Second, the international filings suggest ambitions beyond hardware sales. Dozens of central banks are designing CBDCs, and many face engineering problems the DCRI has probably already patented solutions to. Granted patents could give China rights over parts of how rival systems work. Implementers would face a choice between licensing Chinese intellectual property, designing around it, or challenging it — a form of influence over the CBDC ecosystem we are only beginning to understand.
Third — and most important — China is complementing patents with its efforts to set international standards. Beijing has long treated technical standard-setting as a tool of industrial strategy and likely recognizes that patents become strategically valuable when they are incorporated into technical standards. Rysman and Simcoe found that patents attached to technical standards are cited about three times as often as comparable patents.

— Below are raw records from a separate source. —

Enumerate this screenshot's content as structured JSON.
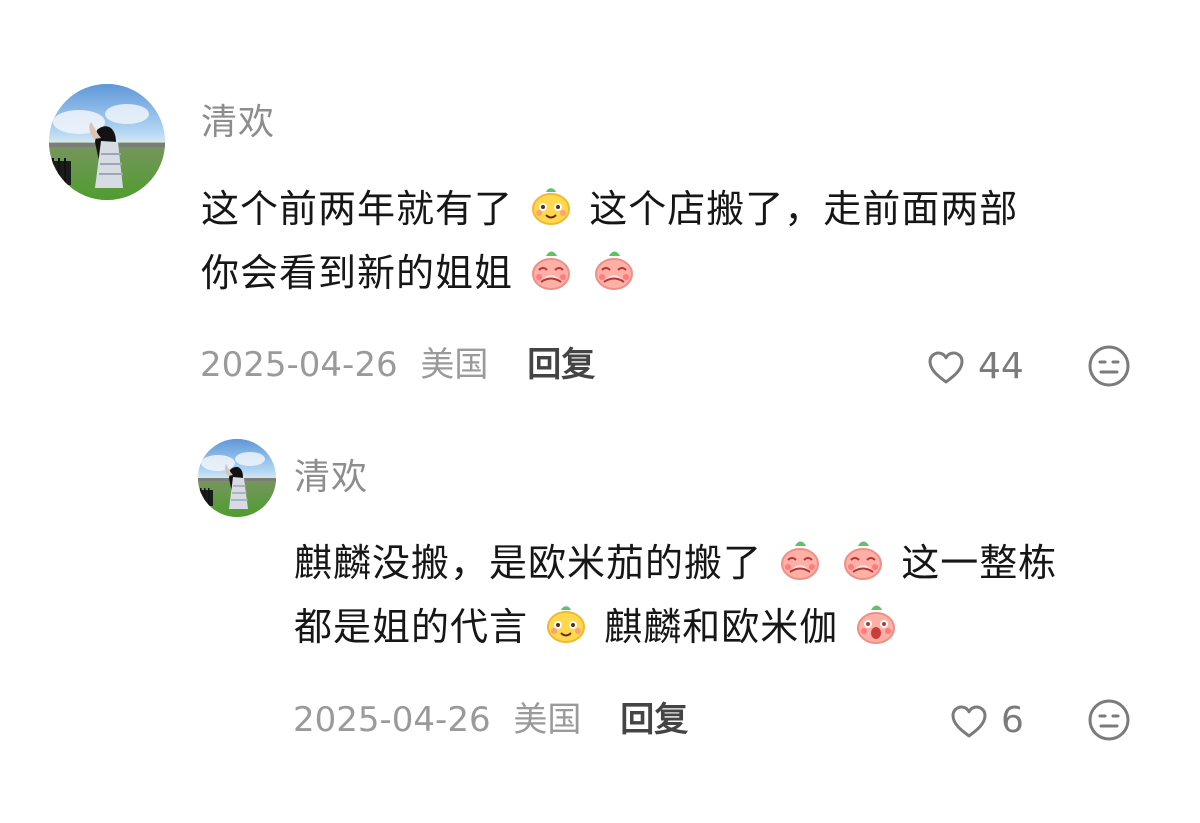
{
  "comments": [
    {
      "user": "清欢",
      "text_line_1": "这个前两年就有了",
      "text_line_1b": "这个店搬了，走前面两部",
      "text_line_2": "你会看到新的姐姐",
      "date": "2025-04-26",
      "region": "美国",
      "reply_label": "回复",
      "likes": "44"
    },
    {
      "user": "清欢",
      "text_line_1": "麒麟没搬，是欧米茄的搬了",
      "text_line_1b": "这一整栋",
      "text_line_2": "都是姐的代言",
      "text_line_2b": "麒麟和欧米伽",
      "date": "2025-04-26",
      "region": "美国",
      "reply_label": "回复",
      "likes": "6"
    }
  ],
  "icons": {
    "like": "heart-outline-icon",
    "react": "neutral-face-icon",
    "emoji_yellow": "smiling-pear-emoji",
    "emoji_pink": "shy-peach-emoji",
    "emoji_pink_surprised": "surprised-peach-emoji"
  },
  "colors": {
    "text": "#161616",
    "username": "#8d8d8d",
    "meta": "#9a9a9a",
    "reply": "#444444",
    "icon": "#7b7b7b"
  }
}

DCRI’s patent clusters — smart contracts, digital identity, and wallet protocols — overlap substantially with the work programs of ISO/TC 307 and TC 68. Although the overlap is thematic for now — neither committee has published a single comprehensive CBDC technical standard — China is actively positioning itself in advance of fuller standardization.
I am on the lookout
Whether these patents ultimately become a source of influence will depend on three developments.
The outcome of DCRI’s international patent applications. If a substantial share of the European filings are granted — 52 are still pending — the portfolio becomes enforceable in one of the world’s largest markets, where the development of the digital euro is also advancing.

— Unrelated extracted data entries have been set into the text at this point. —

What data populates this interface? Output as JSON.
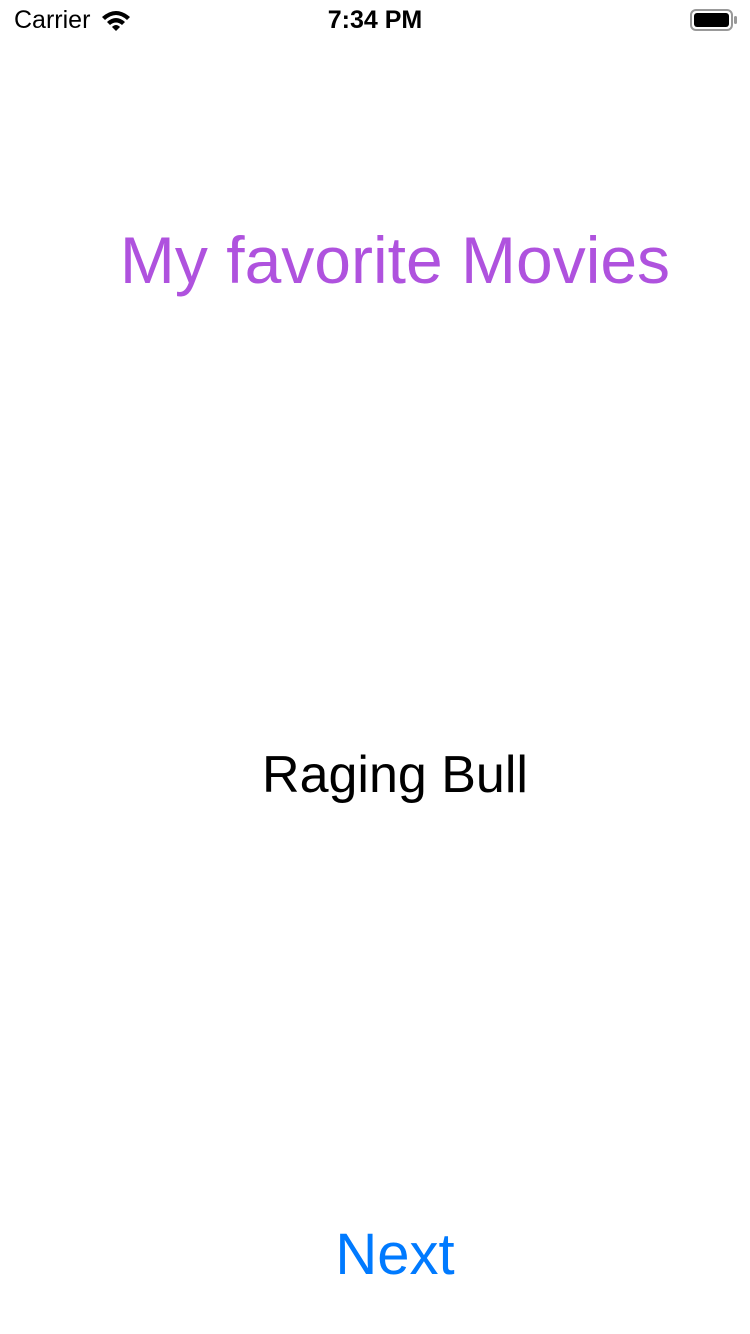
{
  "status_bar": {
    "carrier": "Carrier",
    "time": "7:34 PM",
    "icons": [
      "wifi-icon",
      "battery-icon"
    ]
  },
  "title": "My favorite Movies",
  "movie_name": "Raging Bull",
  "next_button": "Next",
  "colors": {
    "title": "#af52de",
    "button": "#007aff",
    "text": "#000000",
    "background": "#ffffff"
  }
}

The incorporation of DCRI patents into future CBDC technical standards. Patents matter far more when they become part of the standards everyone else adopts.
The emulation of China’s strategy by others. If China’s approach becomes a model for other countries, patent ownership may become an increasingly important dimension of competition in CBDC technology — particularly if patented technologies become embedded in widely adopted systems.
Whether China’s patent spree ultimately translates into commercial or geopolitical influence remains uncertain. But it’s obvious China expects the infrastructure of money to be treated as strategic technology and the kind you’d better have your name on.
METHODOLOGY NOTE:
Patent data come from Lens.org, exported July 15–17, 2026. The universe is every record naming the PBOC’s Digital Currency Research Institute as applicant. The DCRI appears under four name strings — three English versions and 中国人民银行数字货币研究所 — and all four were queried, merged, and deduplicated. Three false positives were removed by hand, leaving 947 records: 657 applications, 243 grants, 47 search reports. The records collapse to 586 patent families, the counting unit used throughout. A few families show only international filings; in each case the underlying applications are Chinese, but the database groups bundled international filings separately from their domestic counterparts.
Counts reflect the database at export date; new publications move the totals. Chinese titles use the English family-member title where Lens has one; the remainder were translated by an LLM and flagged as such in the dataset. Translated titles are descriptive, not official.
Categories were assigned one per family by keyword rules applied to titles and abstracts, in fixed priority order with narrow categories matched before broad ones. Category counts are descriptive, not precise: families often span categories, and different rules would shift totals at the margin.